What should law look like in 2050?: Access abolitionists
New to access to justice
The cartel
Ninety-two percent of low-income Americans facing civil legal problems receive no legal help. Not inadequate help. None.
The bottleneck is not complexity. It is licensing. Bar associations in every state restrict who may give legal advice. The stated purpose: consumer protection. The actual effect: a cartel that prices out the people the system claims to serve. A legal aid worker cannot advise an immigrant on asylum forms without attorney supervision. A community organizer cannot explain a tenant’s rights without committing unauthorized practice of law.
The other camps want to improve the system. We want to question the premise that the system should exist in its current form. The AI-augmented camp sees technology routing around the profession. We agree — and add that routing around is only necessary because the profession built the wall. The restorative justice camp replaces the courtroom with a circle. We observe that the circle does not require anyone to pass a bar exam. The constitutional reform camp wants the meta-structure updated. We want the gatekeeping layer removed so the update can reach the people who need it.
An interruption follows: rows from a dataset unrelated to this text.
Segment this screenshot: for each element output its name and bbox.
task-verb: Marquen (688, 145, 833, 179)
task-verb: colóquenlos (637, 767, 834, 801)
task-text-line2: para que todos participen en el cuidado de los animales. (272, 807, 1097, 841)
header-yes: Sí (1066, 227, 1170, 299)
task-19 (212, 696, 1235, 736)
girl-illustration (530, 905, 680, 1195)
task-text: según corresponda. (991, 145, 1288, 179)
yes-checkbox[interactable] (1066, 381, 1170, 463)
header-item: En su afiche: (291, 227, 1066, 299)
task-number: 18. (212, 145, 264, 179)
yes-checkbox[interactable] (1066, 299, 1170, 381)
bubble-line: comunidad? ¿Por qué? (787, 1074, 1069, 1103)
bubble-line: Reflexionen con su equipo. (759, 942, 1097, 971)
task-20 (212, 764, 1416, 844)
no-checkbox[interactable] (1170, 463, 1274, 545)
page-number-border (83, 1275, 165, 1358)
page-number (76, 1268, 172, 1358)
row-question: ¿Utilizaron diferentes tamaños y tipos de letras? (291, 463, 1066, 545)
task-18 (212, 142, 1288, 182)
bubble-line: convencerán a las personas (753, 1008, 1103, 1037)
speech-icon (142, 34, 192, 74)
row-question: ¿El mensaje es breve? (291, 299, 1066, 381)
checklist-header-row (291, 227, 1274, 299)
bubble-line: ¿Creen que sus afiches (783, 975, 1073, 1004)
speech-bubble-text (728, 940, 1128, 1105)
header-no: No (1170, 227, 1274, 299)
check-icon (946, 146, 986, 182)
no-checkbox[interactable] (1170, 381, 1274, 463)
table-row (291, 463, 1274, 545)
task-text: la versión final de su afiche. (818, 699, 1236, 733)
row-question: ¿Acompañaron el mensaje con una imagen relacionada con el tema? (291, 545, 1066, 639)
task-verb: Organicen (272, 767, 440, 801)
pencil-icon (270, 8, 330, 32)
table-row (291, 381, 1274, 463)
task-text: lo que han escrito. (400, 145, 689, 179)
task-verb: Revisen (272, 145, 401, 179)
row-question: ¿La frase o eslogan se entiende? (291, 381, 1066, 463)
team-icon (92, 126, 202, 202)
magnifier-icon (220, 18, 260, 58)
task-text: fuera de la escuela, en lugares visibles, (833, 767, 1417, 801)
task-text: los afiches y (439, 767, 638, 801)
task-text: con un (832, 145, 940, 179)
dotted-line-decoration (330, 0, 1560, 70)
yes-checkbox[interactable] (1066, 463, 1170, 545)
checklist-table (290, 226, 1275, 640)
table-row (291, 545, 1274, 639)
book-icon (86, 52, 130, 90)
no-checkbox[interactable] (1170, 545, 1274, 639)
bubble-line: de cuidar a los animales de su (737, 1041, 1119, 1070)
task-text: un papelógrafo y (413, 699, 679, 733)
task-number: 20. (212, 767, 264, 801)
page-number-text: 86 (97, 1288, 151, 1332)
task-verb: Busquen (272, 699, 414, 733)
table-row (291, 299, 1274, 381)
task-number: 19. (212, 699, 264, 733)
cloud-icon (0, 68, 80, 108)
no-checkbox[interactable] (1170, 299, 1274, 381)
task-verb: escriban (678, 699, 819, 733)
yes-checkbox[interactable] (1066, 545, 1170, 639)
Washington state allows Limited License Legal Technicians. Arizona eliminated the ban on non-lawyer ownership of law firms. Utah built a regulatory sandbox. These are cracks in the wall. The wall remains because the people empowered to change it are the people it protects.
A society where understanding your own lease requires hiring a professional charging $400 an hour has not built a legal system. It has built an access fee disguised as due process.
Where we concede ground: People have been harmed by bad legal advice from unqualified providers. Quality control matters. We have not solved the alternative.
What would change our mind: If deregulated legal markets consistently produced worse consumer outcomes than the current licensing regime.